Aristotle is well known for saying that virtue is a mean between two bad extremes: learning to live well is like learning to hit a target with an arrow, neither too high nor too low. Such an account seems sensible, even obvious, when it comes to virtues like courage. Too little courage makes one a coward; too much makes one foolhardy, taking unnecessary risks. Virtue here seems clearly in the middle.
But what about justice? Aristotle thought that this too was a mean. If we demand more than we deserve, we are greedy; fair enough. But what if we demand less than we deserve? Aristotle thought that this too was a vice. But isn’t it a good thing to be nice and generous in this way? The Dutch legal philosopher Hugo Grotius certainly thought so, and therefore disagreed with Aristotle. The essence of justice, said Grotius, “lies in abstaining from that which belongs to another.” Grotius’s claim moved society away from an understanding of justice based on virtue, and toward one based on law.
I think, however, that Aristotle is smarter than Grotius gives him credit for, in a way that has significant implications. If one asks for too much, Aristotle tells us, one commits injustice; but if one asks for too little, one suffers injustice, and both, in their way, are serious wrongs. It is unjust to refuse to stand up for yourself, to allow others to walk all over you.
The point is particularly important in an age where women are struggling for equality. The vice of submissiveness or meekness, of not asking for enough, is probably more prevalent in women than men. Sociological works like Women Don’t Ask note that gender wage gaps often arise because women don’t feel entitled to their fair share. Aristotle’s view is empowering.
Thanks a lot for this post! I think you are absolutely right. Accepting, for instance, to receive less than one deserves risks to make other people greedy and unjust, as they may not be aware that they are getting so much just because of one’s generosity. So, being just to oneself also is somehow a moral duty towards others. But –and as far as women and oppressed people are concerned– this implies that one knows what is just to receive/pretend/give, etc. Is the non-awareness of one’s rights to be morally blamed? Else, could one suggest that this implies that –as often with Socrates– one behaves badly just because of a lack of knowledge?
Good questions, Elisa. I think they take us toward the question of moral blame itself. Surely it is worse not to know one’s legitimate obligations than to know them, and one who doesn’t know is in some respect a worse person than one who does. But I don’t think that necessarily means we should blame the ignorant person. Blame seems to imply a separate level of criticism that the ignorant person doesn’t deserve – unless perhaps they’ve had plenty of very obvious opportunities to learn and have not taken them.
I’ve toyed with the idea that there shouldn’t be any such thing as moral blame; Śāntideva says words to that effect.
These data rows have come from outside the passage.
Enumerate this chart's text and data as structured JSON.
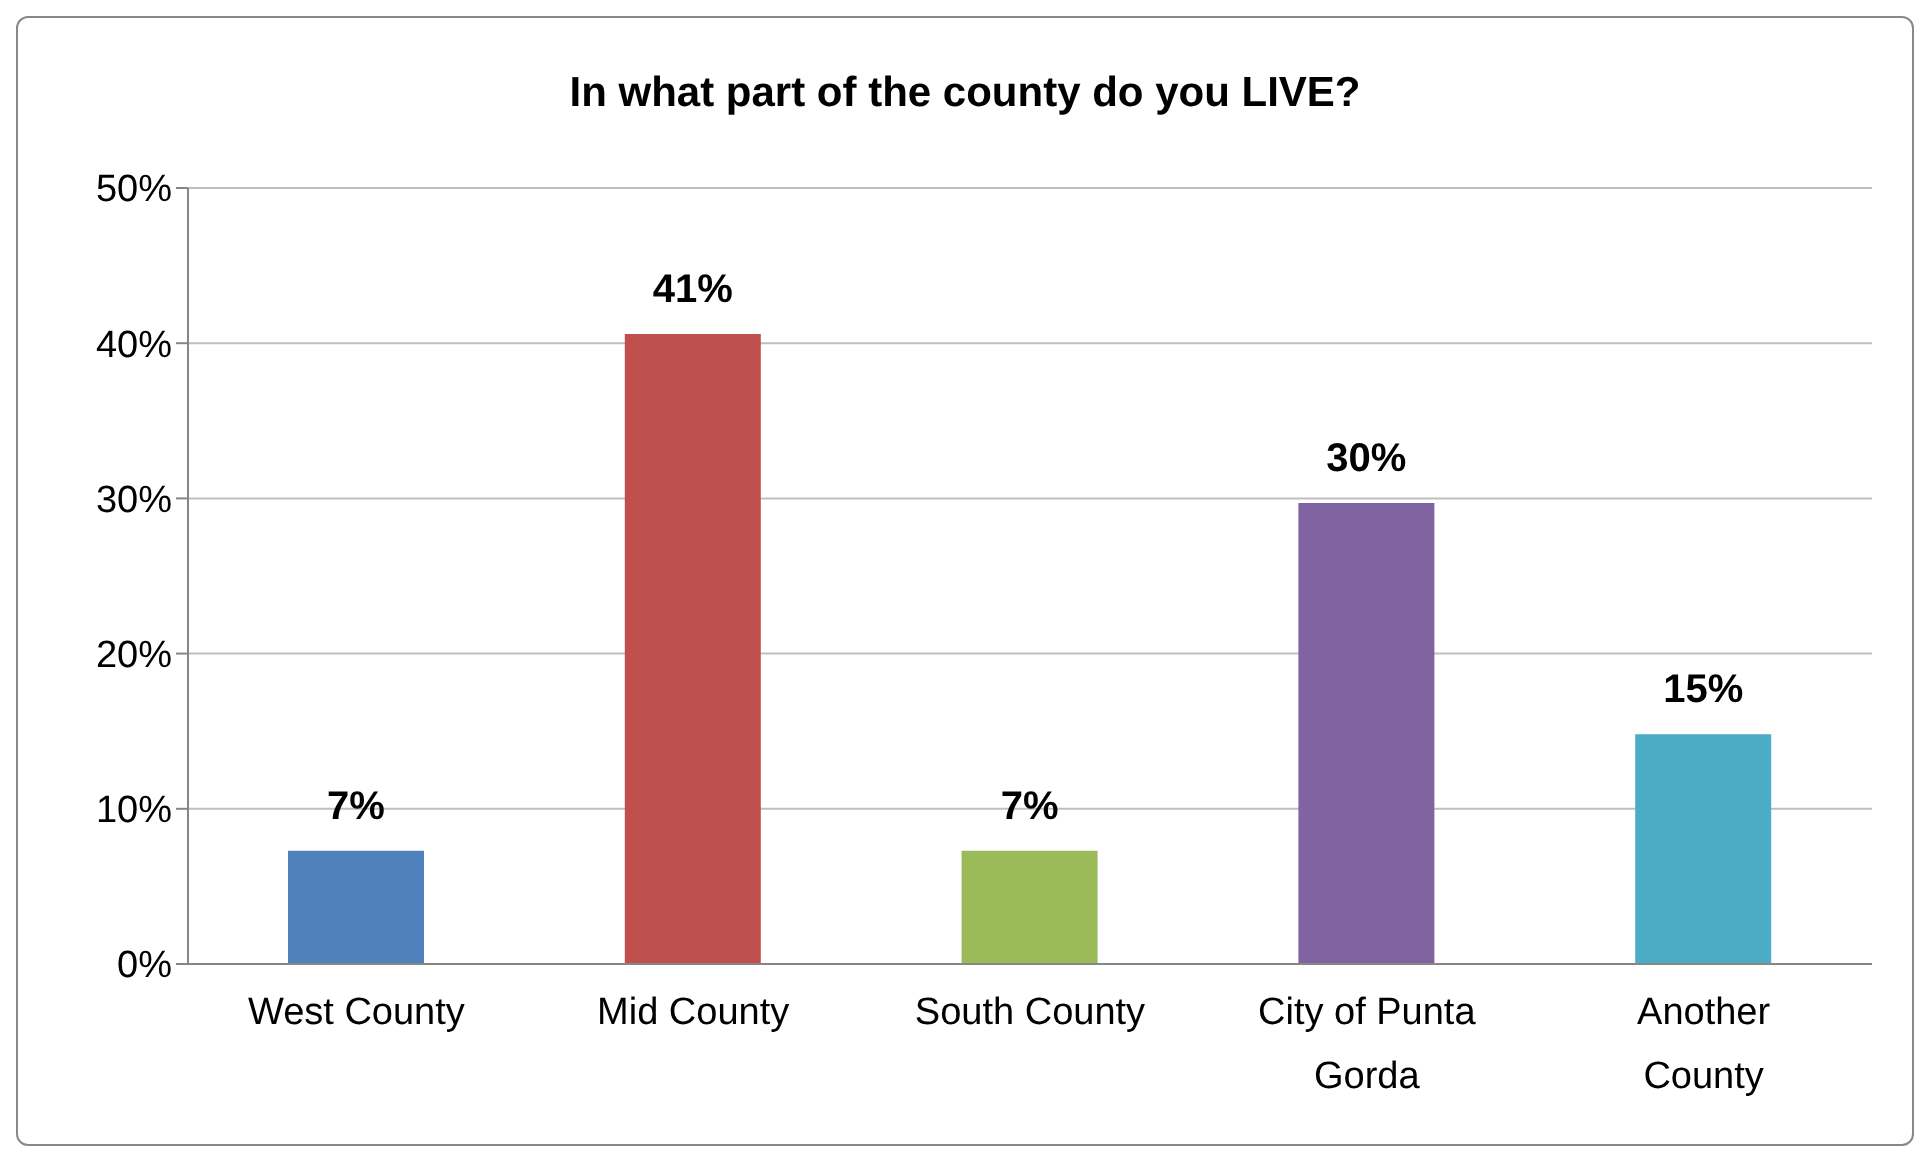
{
  "chart_data": {
    "type": "bar",
    "title": "In what part of the county do you LIVE?",
    "categories": [
      "West County",
      "Mid County",
      "South County",
      "City of Punta Gorda",
      "Another County"
    ],
    "values": [
      7.3,
      40.6,
      7.3,
      29.7,
      14.8
    ],
    "value_labels": [
      "7%",
      "41%",
      "7%",
      "30%",
      "15%"
    ],
    "colors": [
      "#4f81bd",
      "#c0504d",
      "#9bbb59",
      "#8064a2",
      "#4bacc6"
    ],
    "ylim": [
      0,
      50
    ],
    "yticks": [
      {
        "value": 0,
        "label": "0%"
      },
      {
        "value": 10,
        "label": "10%"
      },
      {
        "value": 20,
        "label": "20%"
      },
      {
        "value": 30,
        "label": "30%"
      },
      {
        "value": 40,
        "label": "40%"
      },
      {
        "value": 50,
        "label": "50%"
      }
    ],
    "grid": "y"
  }
}
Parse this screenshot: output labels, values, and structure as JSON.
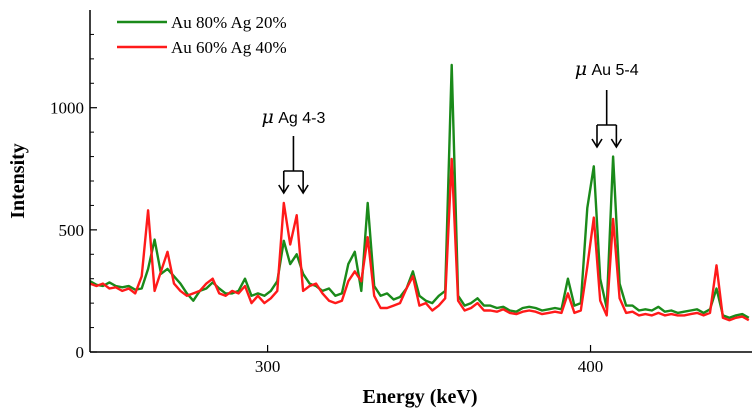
{
  "chart_data": {
    "type": "line",
    "xlabel": "Energy (keV)",
    "ylabel": "Intensity",
    "xlim": [
      245,
      450
    ],
    "ylim": [
      0,
      1400
    ],
    "xticks": [
      300,
      400
    ],
    "yticks": [
      0,
      500,
      1000
    ],
    "grid": false,
    "legend_position": "top-left",
    "series": [
      {
        "name": "Au 80%  Ag 20%",
        "color": "#1a8a1a",
        "x": [
          245,
          247,
          249,
          251,
          253,
          255,
          257,
          259,
          261,
          263,
          265,
          267,
          269,
          271,
          273,
          275,
          277,
          279,
          281,
          283,
          285,
          287,
          289,
          291,
          293,
          295,
          297,
          299,
          301,
          303,
          305,
          307,
          309,
          311,
          313,
          315,
          317,
          319,
          321,
          323,
          325,
          327,
          329,
          331,
          333,
          335,
          337,
          339,
          341,
          343,
          345,
          347,
          349,
          351,
          353,
          355,
          357,
          359,
          361,
          363,
          365,
          367,
          369,
          371,
          373,
          375,
          377,
          379,
          381,
          383,
          385,
          387,
          389,
          391,
          393,
          395,
          397,
          399,
          401,
          403,
          405,
          407,
          409,
          411,
          413,
          415,
          417,
          419,
          421,
          423,
          425,
          427,
          429,
          431,
          433,
          435,
          437,
          439,
          441,
          443,
          445,
          447,
          449
        ],
        "y": [
          290,
          275,
          270,
          285,
          270,
          265,
          270,
          255,
          260,
          340,
          460,
          320,
          340,
          310,
          280,
          240,
          210,
          250,
          260,
          285,
          260,
          240,
          240,
          250,
          300,
          230,
          240,
          230,
          250,
          290,
          455,
          360,
          400,
          320,
          280,
          270,
          250,
          260,
          230,
          240,
          360,
          410,
          250,
          610,
          270,
          230,
          240,
          215,
          225,
          260,
          330,
          230,
          210,
          200,
          230,
          250,
          1175,
          230,
          190,
          200,
          220,
          190,
          190,
          180,
          185,
          170,
          165,
          180,
          185,
          180,
          170,
          175,
          180,
          175,
          300,
          190,
          200,
          590,
          760,
          300,
          180,
          800,
          280,
          190,
          190,
          170,
          175,
          170,
          185,
          165,
          170,
          160,
          165,
          170,
          175,
          160,
          175,
          260,
          150,
          140,
          150,
          155,
          140
        ]
      },
      {
        "name": "Au 60%  Ag 40%",
        "color": "#ff1a1a",
        "x": [
          245,
          247,
          249,
          251,
          253,
          255,
          257,
          259,
          261,
          263,
          265,
          267,
          269,
          271,
          273,
          275,
          277,
          279,
          281,
          283,
          285,
          287,
          289,
          291,
          293,
          295,
          297,
          299,
          301,
          303,
          305,
          307,
          309,
          311,
          313,
          315,
          317,
          319,
          321,
          323,
          325,
          327,
          329,
          331,
          333,
          335,
          337,
          339,
          341,
          343,
          345,
          347,
          349,
          351,
          353,
          355,
          357,
          359,
          361,
          363,
          365,
          367,
          369,
          371,
          373,
          375,
          377,
          379,
          381,
          383,
          385,
          387,
          389,
          391,
          393,
          395,
          397,
          399,
          401,
          403,
          405,
          407,
          409,
          411,
          413,
          415,
          417,
          419,
          421,
          423,
          425,
          427,
          429,
          431,
          433,
          435,
          437,
          439,
          441,
          443,
          445,
          447,
          449
        ],
        "y": [
          280,
          270,
          280,
          260,
          265,
          250,
          260,
          240,
          310,
          580,
          250,
          330,
          410,
          280,
          250,
          230,
          240,
          250,
          280,
          300,
          240,
          230,
          250,
          240,
          270,
          200,
          230,
          200,
          220,
          250,
          610,
          440,
          560,
          250,
          270,
          280,
          240,
          210,
          200,
          210,
          290,
          330,
          290,
          470,
          230,
          180,
          180,
          190,
          200,
          260,
          310,
          190,
          200,
          170,
          190,
          220,
          790,
          210,
          170,
          180,
          200,
          170,
          170,
          165,
          175,
          160,
          155,
          165,
          170,
          165,
          155,
          160,
          165,
          160,
          240,
          160,
          170,
          350,
          550,
          210,
          150,
          545,
          220,
          160,
          165,
          150,
          155,
          150,
          160,
          150,
          155,
          150,
          150,
          155,
          160,
          150,
          160,
          355,
          140,
          130,
          140,
          145,
          130
        ]
      }
    ],
    "annotations": [
      {
        "symbol": "μ",
        "text": "Ag 4-3",
        "x1": 305,
        "x2": 311
      },
      {
        "symbol": "μ",
        "text": "Au 5-4",
        "x1": 402,
        "x2": 408
      }
    ]
  }
}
Ultimately I disagree with him, at least to the extent that we are trying to live in the everyday world and not rise above it as monks. But I do suspect that blame often plays more of a role in contemporary ethics than it should.
I think this discussion can also benefit from a tie back to your previous post: the idea of virtue ethics, wherein (to simplify) good things are good because they make you a better person.
Presumably, to suffer injustice is to allow someone else (here, the “actor”) to commit injustice, by intent or ignorance on their part. If the victim (“subject”) stands up to the actor, this will -one hopes- discourage the actor from behaving this way in the future, train them out of their callousness or obliviousness.
Will the actor’s life actually be better if they become more virtuous? Quite possibly not; that’s a big problem with virtue ethics. But it will probably make life better not only for the subject (which one may or may not consider justice), but also for other future potential subjects.
Good points, Ben – to stand up for what is rightfully yours is at least potentially a major benefit for the person you’re standing up to (even if they refuse to see it at the time!) I know I’m grateful to people in my life who have refused to put up with my bad behaviour towards them.
It’s easy to lose track of these points because we so often think of good people as being “nice” – but niceness can often imply this exact problem, of servility and conflict aversion, in a way that ultimately isn’t good for the nice person or those around them.
I think I was unclear about part of my point in my last paragraph: standing up *might* be good for the person you’re standing up to, but quite possibly not. That requires a lot of assumptions about what other people need to have a “good life”. For most of us, being taught to be better people is a good thing for us. But I don’t think we (or anyone) has the grounds to specify what will make someone else’s life satisfying, because that’s a wholly subjective/internal measure.
Rather, I’d intended a much more utilitarian point: it’s good because it helps train people out of their bad behavior, possibly preventing future “victims”. It’s not necessarily about helping the actor, and it doesn’t have to be.
Ah – well, then I think we get into a meatier point: about the relationship between virtue, happiness, and the good life. The Stoics would have said that by making another person more virtuous, you are by definition making their life better, whether or not they’re any happier. I’m not sure whether I agree with them on that, but it’s a powerful and interesting claim. The issue deserves a whole post, probably more than one, and I’m hoping to go there in the not-too-distant future. We might take it up more then.